作文
忽然,一个轻细却绝望的呜咽声四散游荡到我耳中。一时惊异,无语。
——一只黑猫,毫无声息地移于墙头。城市的七彩虹灯剪影出它瘦弱的身体。它只是一只可怜的流浪猫。它的主人抛弃了它。在老鼠灭绝的城市里,猫,没有生存,有的只是庞大垃圾堆里一角的腐烂尸体,只是某个豪华餐厅的终结。
它在墙头停住,发出犹如婴儿哭闹的声音。没有圆月营造令人恐惧的气氛,没有高昂着头长嚎的英勇。只有令人烦躁的叫声,不能引人注意。我有忽而记起,墙头似乎是一片挺立的碎玻璃的天下。可笑的是,那是用来防盗的,只能防不想偷东西的人。或许,这只猫正是因为那些尖锐的碎玻璃阻挡了路途而感到举步维艰而哭泣?
我想,有些人像这猫,很有些人像这猫。
我很健忘,只因为过年还不太久,所以才对见过的事还残有记忆。
我记得,见不久去逛街,看到了两个男孩跪在我面前,衣冠不整,在乞讨,抱了一张像,也许是他们过世父亲的。

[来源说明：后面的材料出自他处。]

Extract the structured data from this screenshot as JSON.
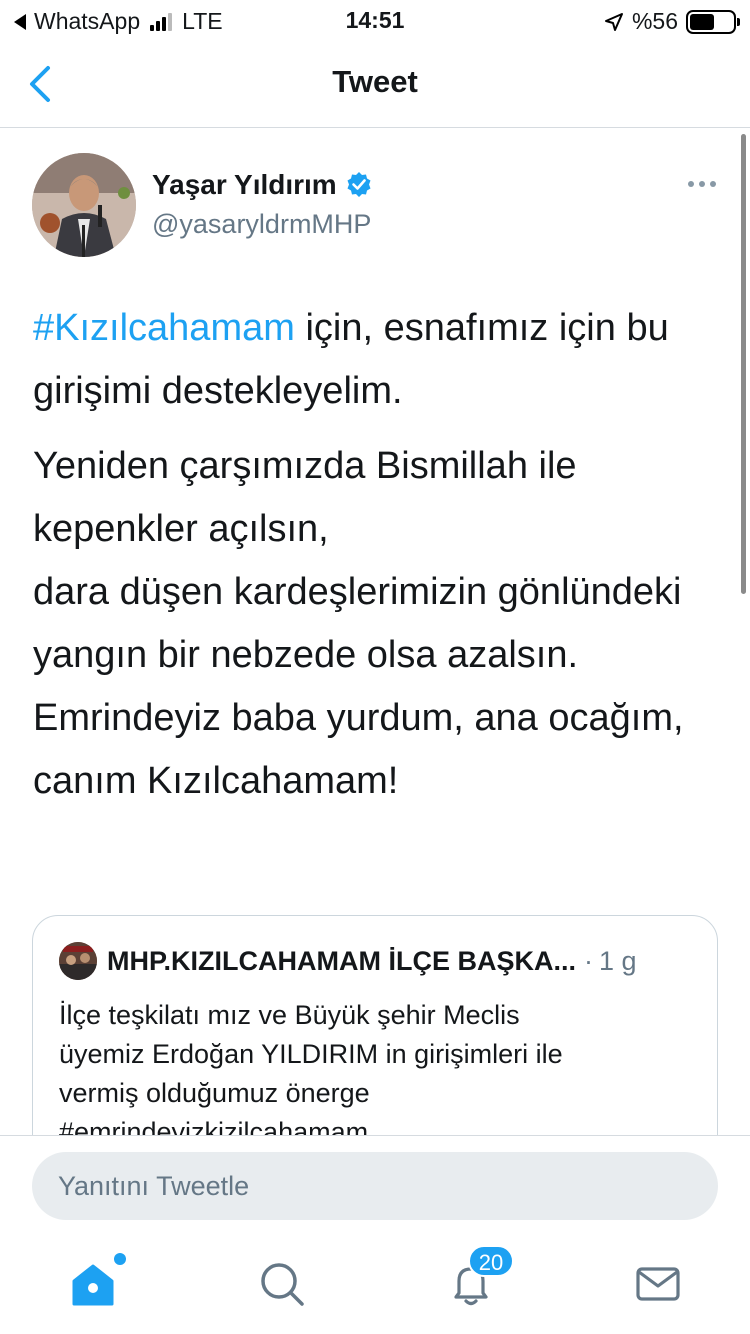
{
  "status_bar": {
    "back_app": "WhatsApp",
    "network": "LTE",
    "time": "14:51",
    "battery": "%56",
    "battery_level": 0.56
  },
  "nav": {
    "title": "Tweet"
  },
  "tweet": {
    "author_name": "Yaşar Yıldırım",
    "handle": "@yasaryldrmMHP",
    "hashtag": "#Kızılcahamam",
    "line1_rest": " için, esnafımız için bu girişimi destekleyelim.",
    "paragraph2": "Yeniden çarşımızda Bismillah ile kepenkler açılsın,",
    "paragraph3": "dara düşen kardeşlerimizin gönlündeki yangın bir nebzede olsa azalsın.",
    "paragraph4": "Emrindeyiz baba yurdum, ana ocağım,  canım Kızılcahamam!"
  },
  "quote": {
    "name": "MHP.KIZILCAHAMAM İLÇE BAŞKA...",
    "dot": "·",
    "time": "1 g",
    "text_line1": "İlçe teşkilatı mız ve  Büyük şehir Meclis",
    "text_line2": "üyemiz Erdoğan YILDIRIM in  girişimleri ile",
    "text_line3": "vermiş olduğumuz önerge",
    "text_line4": "#emrindeyizkizilcahamam"
  },
  "reply": {
    "placeholder": "Yanıtını Tweetle"
  },
  "tabs": {
    "notifications_badge": "20"
  },
  "colors": {
    "accent": "#1da1f2",
    "secondary_text": "#657786",
    "border": "#ccd6dd"
  }
}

我端详了一下那张肃穆的遗照,慈祥的微笑都定格,满怀关切。我走得不安,我的良心在鞭挞,可是我善心一动,我的肉体会鞭挞的。我匆匆消失在人群里,在内疚中为他们祈祷,默默地祝愿他们交上好运,然后一路顺风。但很快我释然而愤怒:同样一张像,在不远处的另一条街区,被两个满眼泪光的女孩捧着。仍是差不多的年龄,不整的衣冠,跪在地上,乞讨。我在狂笑中走开,留下两个惊悚的孩子,不知所措地望着我而且颤抖。他们欺骗了我!而当第三次在外省又看到那慈祥关切的神情时,我麻木茫然地望着黑木像框。望着两个孩子,然后走掉。心里不由自主地想到人们的谈论:有些坏人,利用小孩激起人们同情心而逼他们乞讨,得到钱财。我本能地为同龄人感辩解,而这社会呢,那些记者呢?政府呢?又将如何看待这些“丐帮”?憎恨?同情?
我记得,屡见不鲜,报纸上大段文章,大幅图片,记叙官位之邪恶。如何引人向后,记叙贪官落史及幼时如何勤奋,最后不免叹息:何以走此绝路,一世英豪,在枪声中了结。
我记得,课本上写的,某公司给不合格材料开绿灯,最后死伤众多。
我记得,蒋介石叛离革命。
我记得,日军侵华。
我记得,珍珠港所带来的世界大战。
我记得,人类带去的太空垃圾。
我想笑,可惜我不配。雷锋可以笑,毛主席可以笑,地球上爱好和平的人可以笑。
眼睛很干涩,眨一下,幻觉渐渐退去,终藏于绿莹莹的猫眼中。
我看着它,它凝视我。
猫,没有用的,不要看我,我帮不了你,无能为力,无可奈何。
我面无表情地拉上窗帘,闪着莹光的眼在我面前消失。
突然,传来一阵细弱且尖锐的、犹如婴儿绝望的呜声,四散游荡,恐怖至极。